21. What, if any, remedy should be afforded to the appellant for this constitutional breach? There can be no question here of setting aside the conviction and rightly, indeed, no such result is contended for. Rather the appellant asks that a fine be substituted for his custodial sentence, the course taken in Boolell itself. The Board in Boolell (at para 39) thought it “[un]acceptable that the prison sentence imposed by the Intermediate Court should be put into operation some 15 years after the commission of the offence unless the public interest affirmatively required a custodial sentence, even at this stage”. Holding that was not such a case, the Board set aside the sentence of six months’ imprisonment and substituted for it a fine of Rs10,000.

22. The present case, however, involves altogether greater criminality than Boolell, a member of the Mauritian Bar, was guilty of: essentially the passing of a worthless cheque.
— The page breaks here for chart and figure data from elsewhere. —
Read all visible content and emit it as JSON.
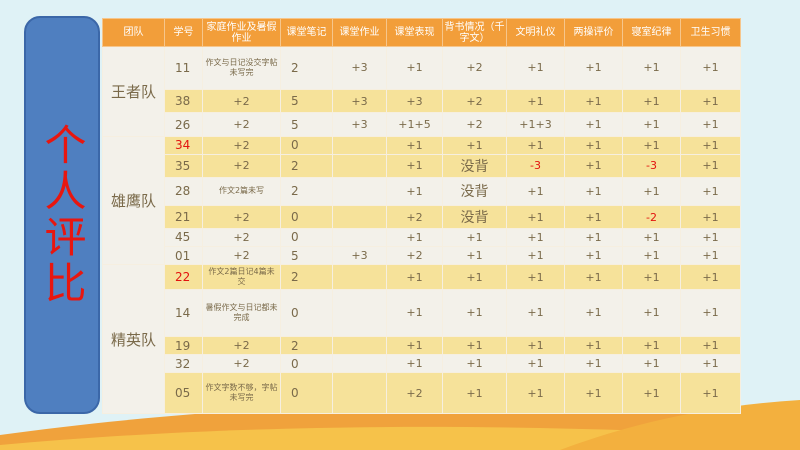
{
  "side_title": "个人评比",
  "headers": [
    "团队",
    "学号",
    "家庭作业及暑假作业",
    "课堂笔记",
    "课堂作业",
    "课堂表现",
    "背书情况（千字文）",
    "文明礼仪",
    "两操评价",
    "寝室纪律",
    "卫生习惯"
  ],
  "teams": [
    {
      "name": "王者队",
      "rows": [
        {
          "id": "11",
          "cols": [
            "作文与日记没交字帖未写完",
            "2",
            "+3",
            "+1",
            "+2",
            "+1",
            "+1",
            "+1",
            "+1"
          ]
        },
        {
          "id": "38",
          "cols": [
            "+2",
            "5",
            "+3",
            "+3",
            "+2",
            "+1",
            "+1",
            "+1",
            "+1"
          ]
        },
        {
          "id": "26",
          "cols": [
            "+2",
            "5",
            "+3",
            "+1+5",
            "+2",
            "+1+3",
            "+1",
            "+1",
            "+1"
          ]
        }
      ]
    },
    {
      "name": "雄鹰队",
      "rows": [
        {
          "id": "34",
          "cols": [
            "+2",
            "0",
            "",
            "+1",
            "+1",
            "+1",
            "+1",
            "+1",
            "+1"
          ]
        },
        {
          "id": "35",
          "cols": [
            "+2",
            "2",
            "",
            "+1",
            "没背",
            "-3",
            "+1",
            "-3",
            "+1"
          ]
        },
        {
          "id": "28",
          "cols": [
            "作文2篇未写",
            "2",
            "",
            "+1",
            "没背",
            "+1",
            "+1",
            "+1",
            "+1"
          ]
        },
        {
          "id": "21",
          "cols": [
            "+2",
            "0",
            "",
            "+2",
            "没背",
            "+1",
            "+1",
            "-2",
            "+1"
          ]
        },
        {
          "id": "45",
          "cols": [
            "+2",
            "0",
            "",
            "+1",
            "+1",
            "+1",
            "+1",
            "+1",
            "+1"
          ]
        },
        {
          "id": "01",
          "cols": [
            "+2",
            "5",
            "+3",
            "+2",
            "+1",
            "+1",
            "+1",
            "+1",
            "+1"
          ]
        }
      ]
    },
    {
      "name": "精英队",
      "rows": [
        {
          "id": "22",
          "cols": [
            "作文2篇日记4篇未交",
            "2",
            "",
            "+1",
            "+1",
            "+1",
            "+1",
            "+1",
            "+1"
          ]
        },
        {
          "id": "14",
          "cols": [
            "暑假作文与日记都未完成",
            "0",
            "",
            "+1",
            "+1",
            "+1",
            "+1",
            "+1",
            "+1"
          ]
        },
        {
          "id": "19",
          "cols": [
            "+2",
            "2",
            "",
            "+1",
            "+1",
            "+1",
            "+1",
            "+1",
            "+1"
          ]
        },
        {
          "id": "32",
          "cols": [
            "+2",
            "0",
            "",
            "+1",
            "+1",
            "+1",
            "+1",
            "+1",
            "+1"
          ]
        },
        {
          "id": "05",
          "cols": [
            "作文字数不够，字帖未写完",
            "0",
            "",
            "+2",
            "+1",
            "+1",
            "+1",
            "+1",
            "+1"
          ]
        }
      ]
    }
  ],
  "colors": {
    "header_bg": "#f29e3a",
    "row_yellow": "#f6e29a",
    "row_light": "#f3f1ea",
    "panel": "#4f7fc0",
    "title_red": "#e8160f",
    "negative_red": "#e2140f"
  }
}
As was observed by Lord Lane CJ in R v Howard (1985) 7 Crim App R (S) 320:

“The issue of counterfeit notes undermines the whole economy of the country and is likely to result in great loss being sustained by innocent people who find themselves in possession of these notes only to discover that they are worthless.”

Such sentences as were passed upon the four conspirators in the present case are routinely passed in equivalent cases in the UK. The appellant, indeed, having contested his guilt, may consider himself fortunate not to have been subject to a longer sentence than the four-year term imposed.

23. The Board recognises that a total of 12 years has now passed since the appellant’s offence (compared to the 15 years referred to in Boolell). Their Lordships, however, would certainly not think it right to set aside the appellant’s four-year sentence, not least because of the plain injustice that such a course would inevitably represent in the eyes of the appellant’s co-conspirators (two of whom pleaded guilty and have long since served their six-year terms in full, and one of whom, Khodabaccus, rightly accepted the dismissal of his appeal against conviction in January 2006 and, presumably, has since served his three-year term). Frankly, the very fact that the Board is prepared to entertain this appeal and find a breach of the reasonable time guarantee could well be thought redress enough: anything beyond this from the appellant’s standpoint may be regarded as essentially fortuitous. All that said, however, their Lordships on balance think it right to mark the undoubted constitutional breach in this case by making a modest reduction in the sentence to be served. In the result they quash the four-year term and substitute for it a term of three and a half years’ penal servitude, such sentence now to be served without further delay. To this extent and to this extent only the appeal is allowed. There will be no order for costs.

24. In the light of the Board’s recent opinion in Callachand v The State [2008] UKPC 49, Mr Casey additionally sought to pray in aid the length of time (thirteen and a half months) spent by the appellant in custody before his trial. As to this, however, the Board see no reason why the appellant’s position should be any different from, or better than, that of the presumably countless other serving prisoners in Mauritius who have also previously spent time in custody. Whether, consequent on Callachand, their position is to change is now entirely a matter for the Supreme Court of Mauritius. The Board on this appeal has nothing further to say on the point.